Key information made simple

This study exists to compare options and see whether brain scans or other body measurements offers something meaningfully different. Researchers are trying to understand how people respond to brain scans or other body measurements in practice and what may need to be adjusted. For people living with Depression, the gap between what sounds good on paper and what works in daily life is often important. If the findings are useful, they could help future care become more targeted, practical, and easier to trust. Taking part helps build the evidence that can improve understanding and care for others over time.

What to expect

Your next step

The official record suggests in-person participation through a lab, with sites including UCSF in San Francisco. Participation appears to involve guided sessions or support activities with check-ins on how they fit into daily life. The main fit is usually matching the main diagnosis and being able to understand the study and consent, while common reasons not to take part include pregnancy or breastfeeding. The official record does not list a formal phase, which usually means this is focused more on feasibility, delivery, or support than a standard drug-development stage.

Official source

Registry reference

This page links back to the public source record so people can verify details directly with the registry and research team.
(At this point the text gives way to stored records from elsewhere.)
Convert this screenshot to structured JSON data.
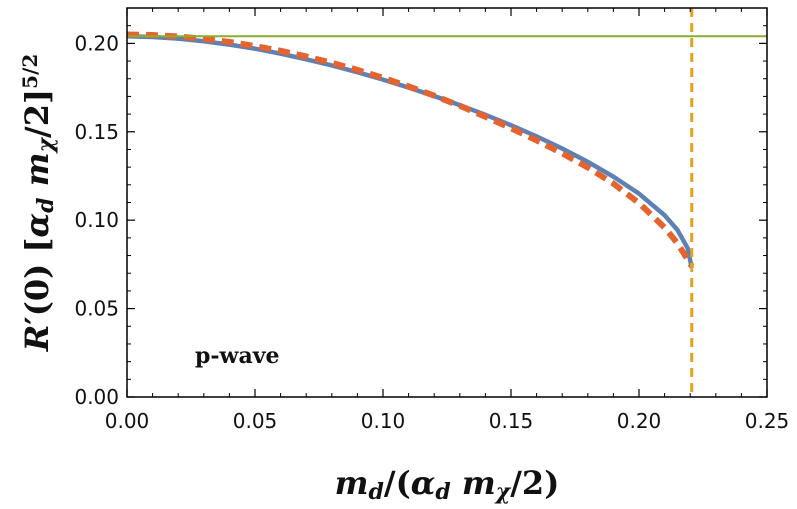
{
  "chart_data": {
    "type": "line",
    "annotation": "p-wave",
    "xlabel": {
      "parts": [
        {
          "t": "m",
          "style": "italic"
        },
        {
          "t": "d",
          "style": "italic-sub"
        },
        {
          "t": "/(",
          "style": "normal"
        },
        {
          "t": "α",
          "style": "italic"
        },
        {
          "t": "d",
          "style": "italic-sub"
        },
        {
          "t": " m",
          "style": "italic"
        },
        {
          "t": "χ",
          "style": "italic-sub"
        },
        {
          "t": "/2)",
          "style": "normal"
        }
      ]
    },
    "ylabel": {
      "parts": [
        {
          "t": "R",
          "style": "italic"
        },
        {
          "t": "′(0)  [",
          "style": "normal"
        },
        {
          "t": "α",
          "style": "italic"
        },
        {
          "t": "d",
          "style": "italic-sub"
        },
        {
          "t": " m",
          "style": "italic"
        },
        {
          "t": "χ",
          "style": "italic-sub"
        },
        {
          "t": "/2]",
          "style": "normal"
        },
        {
          "t": "5/2",
          "style": "sup"
        }
      ]
    },
    "xlim": [
      0.0,
      0.25
    ],
    "ylim": [
      0.0,
      0.22
    ],
    "xticks": [
      "0.00",
      "0.05",
      "0.10",
      "0.15",
      "0.20",
      "0.25"
    ],
    "yticks": [
      "0.00",
      "0.05",
      "0.10",
      "0.15",
      "0.20"
    ],
    "series": [
      {
        "color": "#5e81b5",
        "dash": "solid",
        "points": [
          [
            0.0,
            0.204
          ],
          [
            0.01,
            0.2036
          ],
          [
            0.02,
            0.2027
          ],
          [
            0.03,
            0.2012
          ],
          [
            0.04,
            0.1993
          ],
          [
            0.05,
            0.197
          ],
          [
            0.06,
            0.1942
          ],
          [
            0.07,
            0.191
          ],
          [
            0.08,
            0.1875
          ],
          [
            0.09,
            0.1837
          ],
          [
            0.1,
            0.1795
          ],
          [
            0.11,
            0.175
          ],
          [
            0.12,
            0.1702
          ],
          [
            0.13,
            0.1651
          ],
          [
            0.14,
            0.1596
          ],
          [
            0.15,
            0.1537
          ],
          [
            0.16,
            0.1474
          ],
          [
            0.17,
            0.1405
          ],
          [
            0.18,
            0.133
          ],
          [
            0.19,
            0.1246
          ],
          [
            0.2,
            0.115
          ],
          [
            0.21,
            0.1028
          ],
          [
            0.215,
            0.0945
          ],
          [
            0.219,
            0.0842
          ],
          [
            0.2206,
            0.073
          ]
        ]
      },
      {
        "color": "#e5632e",
        "dash": "dashed",
        "points": [
          [
            0.0,
            0.205
          ],
          [
            0.01,
            0.2047
          ],
          [
            0.02,
            0.2039
          ],
          [
            0.03,
            0.2026
          ],
          [
            0.04,
            0.2008
          ],
          [
            0.05,
            0.1985
          ],
          [
            0.06,
            0.1958
          ],
          [
            0.07,
            0.1926
          ],
          [
            0.08,
            0.189
          ],
          [
            0.09,
            0.185
          ],
          [
            0.1,
            0.1805
          ],
          [
            0.11,
            0.1757
          ],
          [
            0.12,
            0.1704
          ],
          [
            0.13,
            0.1647
          ],
          [
            0.14,
            0.1585
          ],
          [
            0.15,
            0.152
          ],
          [
            0.16,
            0.1451
          ],
          [
            0.17,
            0.1378
          ],
          [
            0.18,
            0.1298
          ],
          [
            0.19,
            0.1207
          ],
          [
            0.2,
            0.1097
          ],
          [
            0.21,
            0.0958
          ],
          [
            0.215,
            0.087
          ],
          [
            0.2206,
            0.074
          ]
        ]
      }
    ],
    "hlines": [
      {
        "y": 0.204,
        "color": "#8aae2e"
      }
    ],
    "vlines": [
      {
        "x": 0.2206,
        "color": "#e6a11f"
      }
    ]
  }
}
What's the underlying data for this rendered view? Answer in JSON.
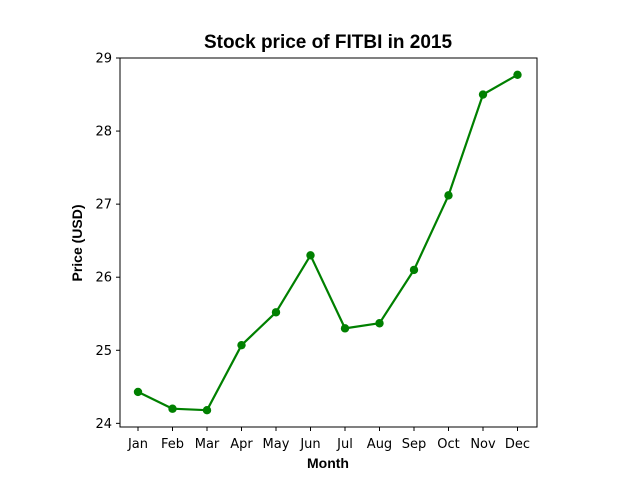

If you want the full study description, eligibility criteria, locations, and sponsor information in the original format, this is the place to check before taking the next step.

Open source record
Interested?

Check my eligibility

Study reference: NCT05267340. Your email is the only field you need to provide here.
In practice

For you

Taking part may help test a support approach in real life.

It requires regular follow-up, often through questionnaires or interviews.

Requires travel, with in-person participation in United States.